The other issue with robust linear regression is the uniqueness of the solution. Linear programming is known to have degenerate solutions when the constraint set (a high-dimensional polygon) touches the objective function (which is a line) at one of its edges. The least-squares fitting does not have this problem because the optimization surface is a parabola. Unless the matrix \(\mX^T\mX\) is noninvertible, the solution is guaranteed to be the unique global minimum. Linear programming does not have this convenient property. We can have multiple solutions \(\vtheta\) that give the same objective value. If you try to interpret your result by inspecting the magnitude of the \(\vtheta\)'s, the nonuniqueness of the solution would cause problems if linear programming gives you different solutions depending on how the algorithm performs / is initialized.

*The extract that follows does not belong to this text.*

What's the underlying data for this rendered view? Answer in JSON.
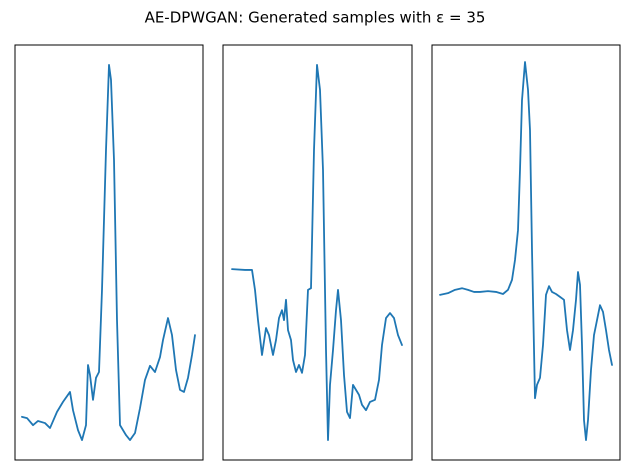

End of this subsection. Please join us again.
Closing remark. The principle of linear regression is primarily to set up a function to fit the data. This, in turn, is about finding a set of good basis functions and minimizing the appropriate training loss. Selecting the basis is usually done in several ways:
- sep0ex
- The problem forces you to choose certain basis functions. For example, suppose you are working on a disease dataset. The variates are height, weight, and BMI. You do not have any choice here because your goal is to see which factor contributes the most to the cause of the disease.
- There are known basis functions that work. For example, suppose you are working on a speech dataset. Physics tells us that Fourier bases are excellent representations of these sinusoidal functions. So it would make more sense to use the Fourier basis than the polynomials.
- Sometimes the basis can be learned from the data. For example, you can run principal-component analysis (PCA) to extract the basis. Then you can run the linear regression to compute the coefficients. This is a data-driven approach and could apply to some problems.